TCP/IP network administration has never been simple. And yet, many of us remember a time when connecting a host to "the network" meant one's local area network (LAN), which itself was unlikely to be connected to the Internet (originally the almost-exclusive domain of academia and the military) or any other external network.
Accordingly, the threat models that network and system administrators lived with were a little simpler than they are now: external threats were of much less concern then. Which is not to say that internal security is either simple or unimportant; it's just that there's generally less you can do about it.
In any event, in the old days we used telnet, rlogin, rsh, rcp, and the X Window System to administer our systems remotely, because of the aforementioned lesser threat model and because packet sniffers (which can be used to eavesdrop the passwords and data that these applications transmit unencrypted) were rare and people who knew how to use them were even rarer.
This is not so any more. Networks are bigger and more likely to be connected to the Internet, so packets are therefore more likely to pass through untrusted bandwidth. Furthermore, nowadays, even relatively unsophisticated users are capable of using packet sniffers and other network-monitoring tools, most of which now sport graphical user interfaces and educational help screens. "Hiding in plain sight" is no longer an option.
None of this should be mistaken for nostalgia. Although in olden times, networking may have involved fewer and less-frightening security ramifications, there were far fewer interesting things you could do on those early networks.

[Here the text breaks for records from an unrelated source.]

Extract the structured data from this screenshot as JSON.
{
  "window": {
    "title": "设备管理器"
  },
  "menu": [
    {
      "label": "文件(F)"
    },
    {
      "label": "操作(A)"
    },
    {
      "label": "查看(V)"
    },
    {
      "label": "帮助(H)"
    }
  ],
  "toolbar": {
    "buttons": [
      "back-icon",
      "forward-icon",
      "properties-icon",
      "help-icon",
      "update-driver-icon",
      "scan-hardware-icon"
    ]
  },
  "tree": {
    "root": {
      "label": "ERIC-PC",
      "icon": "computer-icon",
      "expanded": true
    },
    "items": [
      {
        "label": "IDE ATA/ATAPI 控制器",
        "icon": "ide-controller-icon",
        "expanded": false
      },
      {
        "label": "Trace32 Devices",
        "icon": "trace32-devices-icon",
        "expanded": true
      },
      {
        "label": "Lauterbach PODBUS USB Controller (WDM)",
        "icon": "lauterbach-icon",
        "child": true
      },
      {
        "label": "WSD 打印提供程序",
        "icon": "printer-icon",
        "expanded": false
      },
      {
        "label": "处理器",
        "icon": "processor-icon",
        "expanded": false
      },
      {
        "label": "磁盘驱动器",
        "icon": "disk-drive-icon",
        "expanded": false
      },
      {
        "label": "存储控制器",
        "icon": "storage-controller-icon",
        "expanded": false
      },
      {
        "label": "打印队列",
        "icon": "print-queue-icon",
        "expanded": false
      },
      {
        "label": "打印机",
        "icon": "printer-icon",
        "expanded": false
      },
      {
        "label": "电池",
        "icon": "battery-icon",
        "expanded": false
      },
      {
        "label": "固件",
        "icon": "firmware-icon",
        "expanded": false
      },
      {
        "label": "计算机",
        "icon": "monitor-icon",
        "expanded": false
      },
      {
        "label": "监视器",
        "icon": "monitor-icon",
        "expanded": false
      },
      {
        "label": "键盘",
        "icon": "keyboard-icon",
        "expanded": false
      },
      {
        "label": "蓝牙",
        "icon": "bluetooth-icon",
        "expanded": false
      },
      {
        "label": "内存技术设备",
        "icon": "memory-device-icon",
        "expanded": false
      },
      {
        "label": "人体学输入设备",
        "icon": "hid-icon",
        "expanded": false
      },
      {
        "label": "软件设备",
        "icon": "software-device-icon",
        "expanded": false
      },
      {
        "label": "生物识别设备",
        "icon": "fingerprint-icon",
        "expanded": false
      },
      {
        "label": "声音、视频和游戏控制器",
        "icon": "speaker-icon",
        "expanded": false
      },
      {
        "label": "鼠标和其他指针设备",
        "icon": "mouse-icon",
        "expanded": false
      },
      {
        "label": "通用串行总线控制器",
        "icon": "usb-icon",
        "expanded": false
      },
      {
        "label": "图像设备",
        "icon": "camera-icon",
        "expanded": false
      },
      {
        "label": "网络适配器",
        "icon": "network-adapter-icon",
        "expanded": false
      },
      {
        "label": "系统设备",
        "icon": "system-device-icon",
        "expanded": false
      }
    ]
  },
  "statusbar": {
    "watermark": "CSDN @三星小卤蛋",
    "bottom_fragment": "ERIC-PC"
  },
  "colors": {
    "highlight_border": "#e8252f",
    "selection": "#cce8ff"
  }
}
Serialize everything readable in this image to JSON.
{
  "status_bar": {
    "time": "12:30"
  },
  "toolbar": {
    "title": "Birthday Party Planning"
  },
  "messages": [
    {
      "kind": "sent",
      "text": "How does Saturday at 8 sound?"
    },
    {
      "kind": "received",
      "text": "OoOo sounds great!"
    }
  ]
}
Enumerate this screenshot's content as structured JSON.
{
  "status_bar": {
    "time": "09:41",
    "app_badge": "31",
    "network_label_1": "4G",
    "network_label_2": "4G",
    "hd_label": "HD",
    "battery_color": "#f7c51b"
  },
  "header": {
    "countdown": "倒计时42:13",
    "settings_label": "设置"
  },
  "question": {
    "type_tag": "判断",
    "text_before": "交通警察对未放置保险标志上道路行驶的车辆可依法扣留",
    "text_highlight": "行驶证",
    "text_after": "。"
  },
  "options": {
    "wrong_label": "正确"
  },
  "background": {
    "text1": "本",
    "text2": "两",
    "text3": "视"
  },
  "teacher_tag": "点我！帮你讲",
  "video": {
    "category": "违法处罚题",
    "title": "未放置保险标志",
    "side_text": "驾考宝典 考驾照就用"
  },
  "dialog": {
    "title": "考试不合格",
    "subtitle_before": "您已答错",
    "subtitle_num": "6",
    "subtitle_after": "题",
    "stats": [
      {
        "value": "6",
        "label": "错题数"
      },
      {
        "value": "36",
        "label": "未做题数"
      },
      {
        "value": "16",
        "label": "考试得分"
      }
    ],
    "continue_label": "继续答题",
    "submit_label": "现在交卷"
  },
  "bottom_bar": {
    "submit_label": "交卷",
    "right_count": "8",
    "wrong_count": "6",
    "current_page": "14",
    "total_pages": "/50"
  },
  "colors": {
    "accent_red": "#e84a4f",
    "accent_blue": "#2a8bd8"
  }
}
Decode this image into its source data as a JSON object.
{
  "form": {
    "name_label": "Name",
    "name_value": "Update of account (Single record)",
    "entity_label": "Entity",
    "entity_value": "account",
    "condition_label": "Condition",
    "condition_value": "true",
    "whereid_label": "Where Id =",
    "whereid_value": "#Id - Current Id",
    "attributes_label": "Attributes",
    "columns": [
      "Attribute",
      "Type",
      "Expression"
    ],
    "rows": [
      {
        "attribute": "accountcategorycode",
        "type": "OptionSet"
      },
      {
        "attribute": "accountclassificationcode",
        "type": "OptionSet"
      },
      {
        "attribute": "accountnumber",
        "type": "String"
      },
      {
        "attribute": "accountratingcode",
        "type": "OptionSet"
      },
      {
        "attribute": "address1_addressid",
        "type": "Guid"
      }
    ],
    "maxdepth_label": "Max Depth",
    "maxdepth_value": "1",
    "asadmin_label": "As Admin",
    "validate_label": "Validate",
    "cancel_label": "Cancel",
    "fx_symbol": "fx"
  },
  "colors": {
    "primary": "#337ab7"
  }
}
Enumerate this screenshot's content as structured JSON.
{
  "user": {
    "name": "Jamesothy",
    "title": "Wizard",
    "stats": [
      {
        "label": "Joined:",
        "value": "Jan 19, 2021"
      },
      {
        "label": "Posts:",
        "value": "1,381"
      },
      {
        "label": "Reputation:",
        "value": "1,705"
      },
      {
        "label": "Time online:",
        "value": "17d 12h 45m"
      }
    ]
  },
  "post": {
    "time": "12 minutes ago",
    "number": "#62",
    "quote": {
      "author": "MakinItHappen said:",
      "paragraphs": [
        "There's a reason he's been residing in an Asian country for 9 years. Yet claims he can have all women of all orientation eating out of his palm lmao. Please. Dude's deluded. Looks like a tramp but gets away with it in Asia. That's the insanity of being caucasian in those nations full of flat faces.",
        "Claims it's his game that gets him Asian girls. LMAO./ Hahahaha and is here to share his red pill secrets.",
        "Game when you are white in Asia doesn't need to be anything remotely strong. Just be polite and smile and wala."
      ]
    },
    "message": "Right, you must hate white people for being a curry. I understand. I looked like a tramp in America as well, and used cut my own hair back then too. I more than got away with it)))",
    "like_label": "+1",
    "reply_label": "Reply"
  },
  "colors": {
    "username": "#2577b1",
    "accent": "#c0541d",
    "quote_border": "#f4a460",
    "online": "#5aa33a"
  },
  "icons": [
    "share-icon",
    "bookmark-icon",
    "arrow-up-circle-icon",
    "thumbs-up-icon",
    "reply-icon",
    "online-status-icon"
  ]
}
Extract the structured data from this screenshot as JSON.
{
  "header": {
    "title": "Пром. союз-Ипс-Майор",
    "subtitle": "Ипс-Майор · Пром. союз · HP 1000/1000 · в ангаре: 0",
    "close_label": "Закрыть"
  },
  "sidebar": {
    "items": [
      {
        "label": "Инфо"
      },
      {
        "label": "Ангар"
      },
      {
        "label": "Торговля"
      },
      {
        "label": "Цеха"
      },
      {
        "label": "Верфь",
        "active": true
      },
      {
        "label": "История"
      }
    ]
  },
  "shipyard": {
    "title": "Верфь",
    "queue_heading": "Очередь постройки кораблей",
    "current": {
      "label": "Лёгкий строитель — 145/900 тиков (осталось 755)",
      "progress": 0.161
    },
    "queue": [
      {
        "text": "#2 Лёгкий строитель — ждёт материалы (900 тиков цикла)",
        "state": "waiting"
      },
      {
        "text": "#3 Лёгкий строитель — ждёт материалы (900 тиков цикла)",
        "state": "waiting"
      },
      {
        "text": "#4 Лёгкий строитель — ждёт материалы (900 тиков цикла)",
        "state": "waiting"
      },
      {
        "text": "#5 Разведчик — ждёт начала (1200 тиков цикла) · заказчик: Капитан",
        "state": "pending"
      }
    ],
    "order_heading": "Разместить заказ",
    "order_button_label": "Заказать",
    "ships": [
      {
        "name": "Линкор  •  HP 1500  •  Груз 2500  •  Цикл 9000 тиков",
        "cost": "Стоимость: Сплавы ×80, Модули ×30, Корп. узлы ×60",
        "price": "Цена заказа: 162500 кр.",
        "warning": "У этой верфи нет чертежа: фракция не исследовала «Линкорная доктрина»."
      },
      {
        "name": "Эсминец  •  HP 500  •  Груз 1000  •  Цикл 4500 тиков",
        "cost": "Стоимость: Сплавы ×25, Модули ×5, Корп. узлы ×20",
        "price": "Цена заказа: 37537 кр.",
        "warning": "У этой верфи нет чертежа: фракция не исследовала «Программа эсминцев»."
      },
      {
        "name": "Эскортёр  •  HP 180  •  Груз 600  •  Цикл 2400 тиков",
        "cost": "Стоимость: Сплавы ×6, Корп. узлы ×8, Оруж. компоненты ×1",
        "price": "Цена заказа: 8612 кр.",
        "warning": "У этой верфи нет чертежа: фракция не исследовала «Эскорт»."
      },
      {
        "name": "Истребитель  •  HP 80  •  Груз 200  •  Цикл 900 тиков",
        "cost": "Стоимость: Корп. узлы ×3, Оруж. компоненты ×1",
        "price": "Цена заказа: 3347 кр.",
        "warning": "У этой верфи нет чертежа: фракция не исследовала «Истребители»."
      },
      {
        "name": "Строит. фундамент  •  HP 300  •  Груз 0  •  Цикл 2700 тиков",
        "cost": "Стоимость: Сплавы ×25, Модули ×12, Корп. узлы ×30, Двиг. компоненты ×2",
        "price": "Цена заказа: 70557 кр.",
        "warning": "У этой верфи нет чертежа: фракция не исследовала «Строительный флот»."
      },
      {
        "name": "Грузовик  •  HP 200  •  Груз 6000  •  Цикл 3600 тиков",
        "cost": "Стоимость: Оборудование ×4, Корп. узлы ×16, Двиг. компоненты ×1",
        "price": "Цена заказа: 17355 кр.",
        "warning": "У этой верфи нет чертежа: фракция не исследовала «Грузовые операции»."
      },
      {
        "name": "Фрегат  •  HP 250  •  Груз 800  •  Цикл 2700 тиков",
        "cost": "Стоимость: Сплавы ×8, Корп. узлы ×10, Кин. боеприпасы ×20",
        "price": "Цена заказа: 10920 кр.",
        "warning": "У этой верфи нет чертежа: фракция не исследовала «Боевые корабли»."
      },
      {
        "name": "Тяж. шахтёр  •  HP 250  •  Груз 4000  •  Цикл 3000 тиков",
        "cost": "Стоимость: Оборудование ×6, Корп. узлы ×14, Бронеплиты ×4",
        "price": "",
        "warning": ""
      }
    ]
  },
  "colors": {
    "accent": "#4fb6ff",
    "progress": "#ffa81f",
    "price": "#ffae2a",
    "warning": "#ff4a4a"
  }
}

With increased flexibility and power comes complexity; with complexity comes increased opportunity for mischief.
The point is that clear-text username/password authentication is obsolete . (So is clear-text transmission of any but the most trivial data, and, believe me, very little in an administrative session isn't fascinating to prospective system crackers.) It's simply become too easy to intercept and view network packets.
But if telnet, rlogin, rsh, and rcp are out, what should one use? There is a convenient yet secure way to administer Unix systems from afar: it's called the Secure Shell.